During the 70’s, in the Acrylics Paolini company awards, Brizzi and Martorell were also keen to create “useful” (design) and “useless” (artistic) objects with the precious material, acrylic, which connoted the beauty and practicality of modern life.
At the same time as these explorations, in 1966, Brizzi and Martorell were part of Grupo 13 (G13), which had its presentation in Buenos Aires and represented a true compendium of the geometric tendencies of the time.

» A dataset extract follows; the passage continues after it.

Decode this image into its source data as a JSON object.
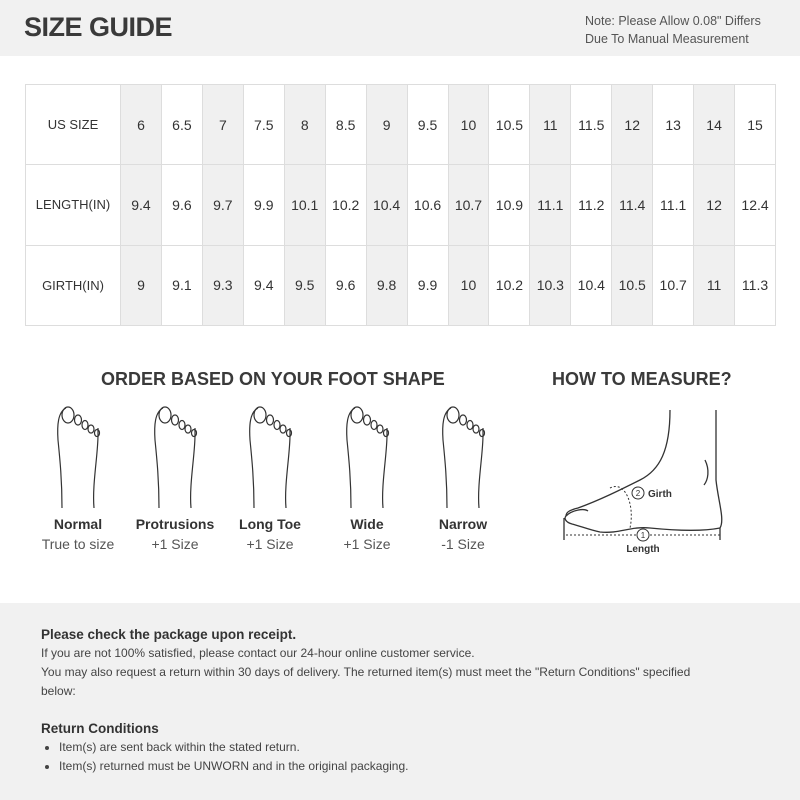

The exhibition received excellent comments, such as those of the critic Cayetano Córdova Iturburu, who saw in its excellence the counterpart of the Braque Prize, dedicated to celebrating the “nothings of the Pops”.
Indeed, the new geometry was contemporary to other trends in figuration such as pop or the youth of the “urban myths”, as the French critic Pierre Restany described them.
That same year, Brizzi and Martorell participated in 11 Pintores Constructivos, in which they coincided once again with Espinosa, Mac Entyre and Vidal. Obviously, these coincidences are not coincidental-nor is the current one we are presenting-since, unlike other trends in contemporary art, geometry was a space of confluences rather than differences. It signified an international language, a sort of Esperanto of forms, for which Europeans and Americans in general had been fighting since the beginning of the twentieth century; a language that, like all languages, gradually incorporated “words” that made it as accessible as figuration had been traditionally. Light, the pictorial representation of light, was one of them. The scales of values, also called degradé, burst into the work of Brizzi and Martorell to blur planes, turn color into atmosphere, deny the two-dimensionality of the support or launch into a world of visual and symbolic suggestions that were previously labeled as naturalistic.
Geometry accompanies us today as evidence of a place of mastery in Argentine art. It was a trend that triumphed at international level, which was loaded with new meanings accompanying the times, but which, essentially, speaks from modernity.
María José Herrera
Historian and curator. Author of the book Ary Brizzi. The Harmony of Modernity (in press 2023) and co-author of María Martorell. The energy of color (2013)
 Organized by the Museum of Modern Art of the city of Buenos Aires (MAM).
 Creado por Eduardo Mac Entyre y Miguel Ángel Vidal en 1960.
 They also coincided in Beyond Geometry (1967), an anthological exhibition that introduced the “new sculpture”, the primary structures, held at the Di Tella Institute, on Florida Street.
 Exhibiting with Armando Durante, Manuel Espinosa, María Juana Heras Velasco, Jorge Lezama, Mac Entyre, César Paternosto, Alejandro Puente, Sabelli, Carlos Silva, María Simón and Vidal.
 Cayetano Córdova Iturburu, “Dos caras de una medalla”, El Mundo newspaper, Buenos Aires, July 31, 1966.